人は光の刺激を受けるとセロトニンという神経伝達物質が脳で合成され、集中力を高め、気分を明るくするなどメンタルにプラスの影響を与えます。
しかし、セロトニンが低下すると、気分の落ち込み、倦怠感、集中力や意欲の低下、朝なかなか起きられない、昼間の眠気などの症状が現れ、ひどくなると“季節性うつ病”(正式には季節性情動障害)と呼ばれる健康障害を起こすこともあります。
これらの症状は、本来のうつ病の症状と極めてよく似ています。
しかし、季節性うつ病では日照時間と病状に密接な関係があり、秋から冬にかけて症状が顕著となり、春を迎える3月頃には自然に消失してしまいます。
うつ病では食欲が低下するのに対して季節性うつ病では食欲が亢進し、特に甘いものや炭水化物を食べたくなる傾向があります。

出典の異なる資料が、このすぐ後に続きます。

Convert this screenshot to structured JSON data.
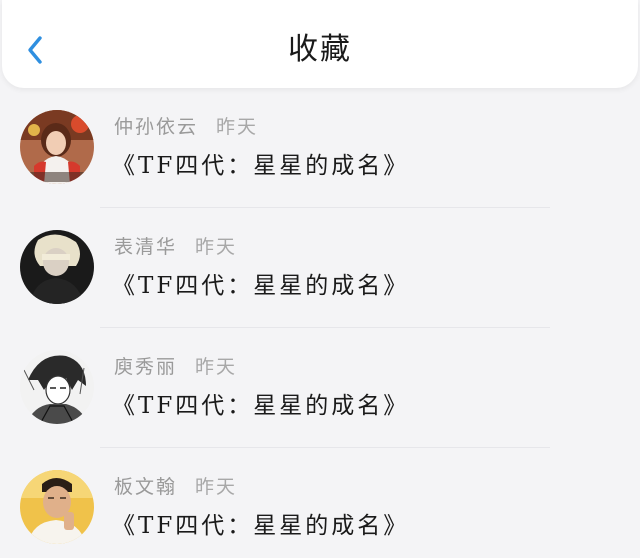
{
  "header": {
    "title": "收藏",
    "back_icon": "chevron-left-icon",
    "accent_color": "#2f8fe0"
  },
  "items": [
    {
      "name": "仲孙依云",
      "time": "昨天",
      "book": "《TF四代：星星的成名》"
    },
    {
      "name": "表清华",
      "time": "昨天",
      "book": "《TF四代：星星的成名》"
    },
    {
      "name": "庾秀丽",
      "time": "昨天",
      "book": "《TF四代：星星的成名》"
    },
    {
      "name": "板文翰",
      "time": "昨天",
      "book": "《TF四代：星星的成名》"
    }
  ]
}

秋から冬にかけて体調を崩さないためには、意識して陽の光を浴びることが基本です。先ず、毎朝決まった時刻に起きて、目が覚めたらカーテンや雨戸を開けて陽の光を取り入れましょう。
外出して日光を浴びること、散歩などを習慣化して身体を動かすことも重要です。
バランスの良い食事、特にタンパク質、ビタミンやミネラルを十分に摂りましょう。
なお、日照時間が短くなると体内でのビタミンD合成が低下しますが、このことも健康障害に関係していると考えられています。そのため、魚介類、卵、チーズ、キノコ類などビタミンDの多い食品を意識して食べることも大切です。
家族や友人と積極的にコミュニケーションを取るようにすることも、気分の落ち込みや辛い気持ちのため込み防止に繋がります。
居室や仕事場に陽の光が入りにくい場合は、照明を明るいものに交換し住環境を改善ことも健康保持に効果があります。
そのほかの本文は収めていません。